After the fuss when the baby was found to be missing, he hadn’t wanted to disappear too quickly, so it was almost dark when he ran along under the trees to get a look at her in the shack. He hoped she wouldn’t be hungry already, but thought that if she was he could spit on his finger and let her suck it, and maybe she wouldn’t know the difference between that and milk.

The plans had been made to turn back, just as he had foreseen, and what he was counting on was that once they got back, somehow his mother would understand that their attempts to leave were doomed to failure and would tell Uncle Andrew to get about his business.

Since he now credited his father with putting the whole plan into his head, he supposed his father must have foreseen that this was exactly what would happen.

But there was a flaw. His father had not put into his head any idea of how he was to get the baby back there, other than carrying her all the way, travelling through the woods as he had done part of the way today. And then what?

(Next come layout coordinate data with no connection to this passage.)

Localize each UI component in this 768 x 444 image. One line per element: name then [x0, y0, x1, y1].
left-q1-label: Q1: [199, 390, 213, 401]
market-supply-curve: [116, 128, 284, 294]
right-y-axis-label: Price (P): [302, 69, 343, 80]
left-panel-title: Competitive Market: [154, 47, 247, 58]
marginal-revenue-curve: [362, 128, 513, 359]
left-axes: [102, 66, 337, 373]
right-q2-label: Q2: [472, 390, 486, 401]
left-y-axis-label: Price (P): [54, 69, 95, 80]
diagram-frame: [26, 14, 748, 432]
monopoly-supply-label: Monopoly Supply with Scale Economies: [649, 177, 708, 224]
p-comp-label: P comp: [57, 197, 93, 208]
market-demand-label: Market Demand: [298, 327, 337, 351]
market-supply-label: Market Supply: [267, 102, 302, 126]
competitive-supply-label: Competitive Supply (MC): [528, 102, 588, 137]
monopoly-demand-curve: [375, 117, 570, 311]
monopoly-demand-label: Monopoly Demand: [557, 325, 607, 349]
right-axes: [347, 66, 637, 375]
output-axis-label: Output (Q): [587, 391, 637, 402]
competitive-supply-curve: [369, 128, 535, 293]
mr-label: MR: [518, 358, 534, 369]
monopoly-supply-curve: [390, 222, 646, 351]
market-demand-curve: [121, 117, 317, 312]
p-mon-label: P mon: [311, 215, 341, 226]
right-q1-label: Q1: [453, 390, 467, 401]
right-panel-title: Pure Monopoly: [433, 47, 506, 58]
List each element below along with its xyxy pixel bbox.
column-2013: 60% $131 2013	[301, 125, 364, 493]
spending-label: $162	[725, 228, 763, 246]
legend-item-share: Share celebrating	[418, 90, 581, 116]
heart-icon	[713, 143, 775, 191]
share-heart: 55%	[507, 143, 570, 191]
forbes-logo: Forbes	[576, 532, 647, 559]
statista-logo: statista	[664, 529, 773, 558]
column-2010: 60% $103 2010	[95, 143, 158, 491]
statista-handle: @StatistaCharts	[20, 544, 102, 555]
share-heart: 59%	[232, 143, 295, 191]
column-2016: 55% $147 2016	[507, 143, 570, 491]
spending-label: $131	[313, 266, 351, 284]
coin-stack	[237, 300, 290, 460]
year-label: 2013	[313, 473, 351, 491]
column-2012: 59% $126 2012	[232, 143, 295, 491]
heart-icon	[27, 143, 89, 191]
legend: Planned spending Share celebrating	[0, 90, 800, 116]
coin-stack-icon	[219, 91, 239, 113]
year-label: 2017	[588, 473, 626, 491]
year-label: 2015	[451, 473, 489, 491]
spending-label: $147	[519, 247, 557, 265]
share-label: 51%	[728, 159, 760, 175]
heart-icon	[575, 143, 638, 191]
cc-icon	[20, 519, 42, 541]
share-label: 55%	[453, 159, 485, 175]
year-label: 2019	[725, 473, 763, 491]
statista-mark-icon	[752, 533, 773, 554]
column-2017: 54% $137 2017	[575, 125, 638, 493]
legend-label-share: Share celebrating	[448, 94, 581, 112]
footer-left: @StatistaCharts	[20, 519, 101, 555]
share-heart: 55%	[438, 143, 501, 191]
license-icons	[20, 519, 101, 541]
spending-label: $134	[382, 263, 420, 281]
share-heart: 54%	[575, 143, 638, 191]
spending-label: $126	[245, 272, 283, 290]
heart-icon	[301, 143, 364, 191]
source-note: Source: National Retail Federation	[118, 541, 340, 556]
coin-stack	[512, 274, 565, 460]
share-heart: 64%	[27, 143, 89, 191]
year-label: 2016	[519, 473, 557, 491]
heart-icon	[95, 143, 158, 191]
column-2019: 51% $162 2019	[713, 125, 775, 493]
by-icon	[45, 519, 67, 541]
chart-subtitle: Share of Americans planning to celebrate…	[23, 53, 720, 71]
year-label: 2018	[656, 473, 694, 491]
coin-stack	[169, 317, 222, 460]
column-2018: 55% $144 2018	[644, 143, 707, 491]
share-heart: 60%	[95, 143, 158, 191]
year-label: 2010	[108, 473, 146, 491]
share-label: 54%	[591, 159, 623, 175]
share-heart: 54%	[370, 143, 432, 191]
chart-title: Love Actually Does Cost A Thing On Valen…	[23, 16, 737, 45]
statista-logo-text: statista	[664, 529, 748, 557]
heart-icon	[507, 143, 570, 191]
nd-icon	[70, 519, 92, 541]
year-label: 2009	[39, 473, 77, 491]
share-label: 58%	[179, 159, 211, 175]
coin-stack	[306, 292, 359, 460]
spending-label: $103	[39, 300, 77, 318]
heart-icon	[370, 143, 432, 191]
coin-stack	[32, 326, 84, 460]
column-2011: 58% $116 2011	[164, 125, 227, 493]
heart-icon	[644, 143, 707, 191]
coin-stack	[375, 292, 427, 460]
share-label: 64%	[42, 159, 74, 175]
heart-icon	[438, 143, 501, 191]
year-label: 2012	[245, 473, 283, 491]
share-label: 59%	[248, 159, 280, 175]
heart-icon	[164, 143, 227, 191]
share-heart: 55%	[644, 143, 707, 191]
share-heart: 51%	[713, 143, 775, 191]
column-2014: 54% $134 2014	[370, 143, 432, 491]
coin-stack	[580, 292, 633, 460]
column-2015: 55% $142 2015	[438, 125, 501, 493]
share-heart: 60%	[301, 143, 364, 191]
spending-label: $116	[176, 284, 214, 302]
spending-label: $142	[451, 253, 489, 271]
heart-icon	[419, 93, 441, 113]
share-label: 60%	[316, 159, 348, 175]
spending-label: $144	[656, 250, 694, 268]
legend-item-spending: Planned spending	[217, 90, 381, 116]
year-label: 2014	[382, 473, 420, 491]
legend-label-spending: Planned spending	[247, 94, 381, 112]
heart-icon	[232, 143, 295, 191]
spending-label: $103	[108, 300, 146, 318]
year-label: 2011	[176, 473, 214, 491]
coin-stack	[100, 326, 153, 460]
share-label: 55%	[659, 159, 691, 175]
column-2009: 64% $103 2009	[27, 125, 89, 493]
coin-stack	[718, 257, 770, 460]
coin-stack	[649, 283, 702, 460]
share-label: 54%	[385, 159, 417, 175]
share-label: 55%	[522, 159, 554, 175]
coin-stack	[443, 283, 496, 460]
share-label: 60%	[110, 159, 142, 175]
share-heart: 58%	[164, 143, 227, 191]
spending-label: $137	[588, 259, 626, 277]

When it turned out that Becky Johnson didn’t have her, when it turned out in fact that Becky Johnson had never left home?

Something would come to him. It would have to. He could certainly carry the baby, now there was no choice. And keep far enough from them that they would not hear the crying. She would be hungry by then.

Could he figure out a way to steal some milk from the inn?

He could not continue with this problem because he noticed something.

The shack door was open, which he thought he had shut.

There was no crying, not a sound.

And there was no baby.

Most of the men staying at the inn had taken bedrooms, but a few, like Andrew, with his nephews James and John, were lying on mats on the wooden floor of the long porch.

Andrew was wakened sometime before midnight by the need to relieve himself. He got up and walked the length of the porch, glanced at the boys to see if they were asleep, then stepped down, and decided, for propriety’s sake, to walk behind the building, down to the field where he could see by the moonlight that the horses were asleep on their feet and munching in their dreams.

James had heard his uncle’s feet and closed his eyes, but he had not slept.

Either the baby had been really stolen this time, or it had been dragged off and mauled and probably half eaten by some animal. There was no reason that he himself should be involved, or in any way held to blame. Perhaps Becky Johnson might be blamed in some way, if he swore he’d seen her in the woods. She would swear she hadn’t been there but he would swear she was.

Because they’d go back, surely. They’d have to bury the baby if they ever found anything left of her, or even if they didn’t, they would have to have a funeral service, wouldn’t they? So what he had wanted to happen would be accomplished. His mother would be in a bad way, though.